Before he became a heterodox media star, Anderson, a sixth-generation farmer, held several ministries in the Howard Government and was former leader of the National Party — to overseas readers, that’s a rural-based party that together with the Liberal Party comprises Australia’s conservative Coalition. The Coalition marriage broke down momentarily in the aftermath of the Liberals’ historic drubbing in May’s federal election; Anderson was one of several former leaders enlisted as marriage counsellor. Something obviously worked: the parties stitched things up, for how long only time will tell.

Anderson airs his frustration with Labor’s election tactics and with what he (rightly) diagnoses as both parties’ desultory policy prescriptions. He also airs concerns about energy, Australia’s vulnerability in global supply chains, mounting government debt, a more aggressive China and the deteriorating mental health of young people in the digital age. And we moan about Donald Trump, a subject I pursued excessively, I reckon. There are many more conversations I’d like to have with Anderson on topics remote from the daily headlines.

And now to my blonde moment, which I’ve left uncut in the interests of transparency, and also because it’s sort of funny.

Later in our talk I say that before he entered politics Anderson had a brief stint as a reporter on a rural newspaper. I had written this down in my notes and raised it here, proud I’d done my homework. Turns out I was wrong. Anderson never worked as a rural reporter. He thinks I may have been reading about a different John Anderson, a person who, by coincidence, also moved among the Nationals in Canberra.

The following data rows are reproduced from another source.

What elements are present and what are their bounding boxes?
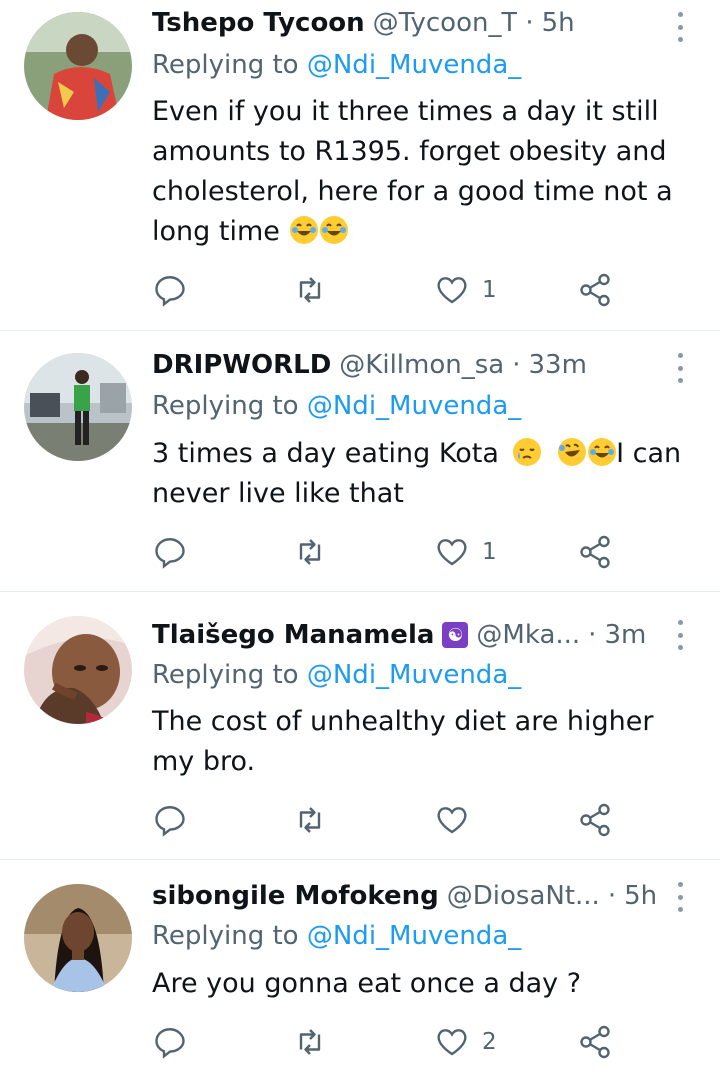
more-options-icon[interactable] xyxy=(670,10,690,44)
share-button[interactable] xyxy=(577,1022,613,1062)
reply-icon xyxy=(155,1028,185,1059)
heart-icon xyxy=(437,277,467,304)
tweet-actions xyxy=(152,800,632,840)
replying-to: Replying to @Ndi_Muvenda_ xyxy=(152,50,521,80)
yin-yang-badge-icon: ☯ xyxy=(442,622,469,648)
retweet-button[interactable] xyxy=(292,532,328,572)
tears-of-joy-emoji-icon xyxy=(320,216,349,244)
tweet-header: Tshepo Tycoon @Tycoon_T · 5h xyxy=(152,4,672,42)
replying-to-label: Replying to xyxy=(152,921,299,951)
tweet-1[interactable]: Tshepo Tycoon @Tycoon_T · 5h Replying to… xyxy=(0,0,720,331)
retweet-icon xyxy=(299,539,321,565)
timestamp[interactable]: 5h xyxy=(624,881,657,911)
more-options-icon[interactable] xyxy=(670,618,690,652)
avatar[interactable] xyxy=(24,884,132,992)
reply-button[interactable] xyxy=(152,800,188,840)
tweet-4[interactable]: sibongile Mofokeng @DiosaNt... · 5h Repl… xyxy=(0,860,720,1085)
share-button[interactable] xyxy=(577,532,613,572)
reply-mention-link[interactable]: @Ndi_Muvenda_ xyxy=(307,50,521,80)
author-name[interactable]: sibongile Mofokeng xyxy=(152,881,439,911)
tweet-text-block: Even if you it three times a day it stil… xyxy=(152,92,697,252)
author-name[interactable]: Tlaišego Manamela xyxy=(152,620,434,650)
author-handle[interactable]: @Mka... xyxy=(476,620,580,650)
share-button[interactable] xyxy=(577,800,613,840)
reply-mention-link[interactable]: @Ndi_Muvenda_ xyxy=(307,921,521,951)
retweet-button[interactable] xyxy=(292,1022,328,1062)
like-count: 1 xyxy=(482,277,497,303)
reply-icon xyxy=(155,276,185,307)
author-handle[interactable]: @DiosaNt... xyxy=(447,881,600,911)
more-options-icon[interactable] xyxy=(670,880,690,914)
author-handle[interactable]: @Killmon_sa xyxy=(339,350,504,380)
tweet-actions: 2 xyxy=(152,1022,632,1062)
reply-mention-link[interactable]: @Ndi_Muvenda_ xyxy=(307,391,521,421)
rolling-on-floor-laughing-emoji-icon xyxy=(558,438,587,466)
tweet-2[interactable]: DRIPWORLD @Killmon_sa · 33m Replying to … xyxy=(0,331,720,592)
tears-of-joy-emoji-icon xyxy=(588,438,617,466)
replying-to: Replying to @Ndi_Muvenda_ xyxy=(152,391,521,421)
tweet-header: DRIPWORLD @Killmon_sa · 33m xyxy=(152,346,672,384)
tweet-text-part-1: 3 times a day eating Kota xyxy=(152,438,499,469)
retweet-icon xyxy=(299,807,321,833)
tweet-header: Tlaišego Manamela ☯ @Mka... · 3m xyxy=(152,616,672,654)
heart-icon xyxy=(437,1029,467,1056)
reply-icon xyxy=(155,538,185,569)
reply-button[interactable] xyxy=(152,270,188,310)
share-button[interactable] xyxy=(577,270,613,310)
avatar[interactable] xyxy=(24,12,132,120)
reply-button[interactable] xyxy=(152,532,188,572)
separator: · xyxy=(607,881,617,911)
tweet-text: Even if you it three times a day it stil… xyxy=(152,96,673,247)
tweet-actions: 1 xyxy=(152,532,632,572)
author-name[interactable]: DRIPWORLD xyxy=(152,350,331,380)
author-name[interactable]: Tshepo Tycoon xyxy=(152,8,365,38)
replying-to-label: Replying to xyxy=(152,391,299,421)
separator: · xyxy=(588,620,597,650)
retweet-icon xyxy=(299,277,321,303)
timestamp[interactable]: 3m xyxy=(604,620,646,650)
tweet-3[interactable]: Tlaišego Manamela ☯ @Mka... · 3m Replyin… xyxy=(0,592,720,860)
replying-to: Replying to @Ndi_Muvenda_ xyxy=(152,921,521,951)
tweet-header: sibongile Mofokeng @DiosaNt... · 5h xyxy=(152,877,672,915)
heart-icon xyxy=(437,807,467,834)
retweet-icon xyxy=(299,1029,321,1055)
tweet-text: Are you gonna eat once a day ? xyxy=(152,968,582,999)
retweet-button[interactable] xyxy=(292,270,328,310)
share-icon xyxy=(580,803,610,837)
like-count: 1 xyxy=(482,539,497,565)
avatar[interactable] xyxy=(24,353,132,461)
tears-of-joy-emoji-icon xyxy=(290,216,319,244)
sleepy-face-emoji-icon xyxy=(513,438,542,466)
heart-icon xyxy=(437,539,467,566)
timestamp[interactable]: 33m xyxy=(528,350,586,380)
separator: · xyxy=(512,350,521,380)
separator: · xyxy=(525,8,534,38)
like-button[interactable]: 2 xyxy=(434,1022,497,1062)
replying-to: Replying to @Ndi_Muvenda_ xyxy=(152,660,521,690)
like-button[interactable]: 1 xyxy=(434,532,497,572)
share-icon xyxy=(580,273,610,307)
tweet-actions: 1 xyxy=(152,270,632,310)
retweet-button[interactable] xyxy=(292,800,328,840)
more-options-icon[interactable] xyxy=(670,351,690,385)
tweet-text-block: 3 times a day eating Kota I can never li… xyxy=(152,434,697,514)
share-icon xyxy=(580,535,610,569)
like-button[interactable]: 1 xyxy=(434,270,497,310)
like-count: 2 xyxy=(482,1029,497,1055)
tweet-text: The cost of unhealthy diet are higher my… xyxy=(152,706,654,777)
reply-icon xyxy=(155,806,185,837)
timestamp[interactable]: 5h xyxy=(542,8,575,38)
author-handle[interactable]: @Tycoon_T xyxy=(373,8,518,38)
avatar[interactable] xyxy=(24,616,132,724)
share-icon xyxy=(580,1025,610,1059)
replying-to-label: Replying to xyxy=(152,50,299,80)
reply-mention-link[interactable]: @Ndi_Muvenda_ xyxy=(307,660,521,690)
like-button[interactable] xyxy=(434,800,482,840)
reply-button[interactable] xyxy=(152,1022,188,1062)
replying-to-label: Replying to xyxy=(152,660,299,690)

I reckon Anderson would have been a fantastic rural reporter had he ever tried his hand at it, which, of course, he hadn’t. He’s also gracious when others embarrass themselves. I’d intended to read Anderson’s authorised biography before our conversation but an unexpected study trip to Israel (more on that another time) got in the way.

The biography, Faith & Duty: The John Anderson Story by Paul Gallagher, charts a life marked by profound tragedy (I won’t go into details here) and extraordinary resilience. Anderson arrives at his Christian faith, and so much else, with great substance. We need more like him.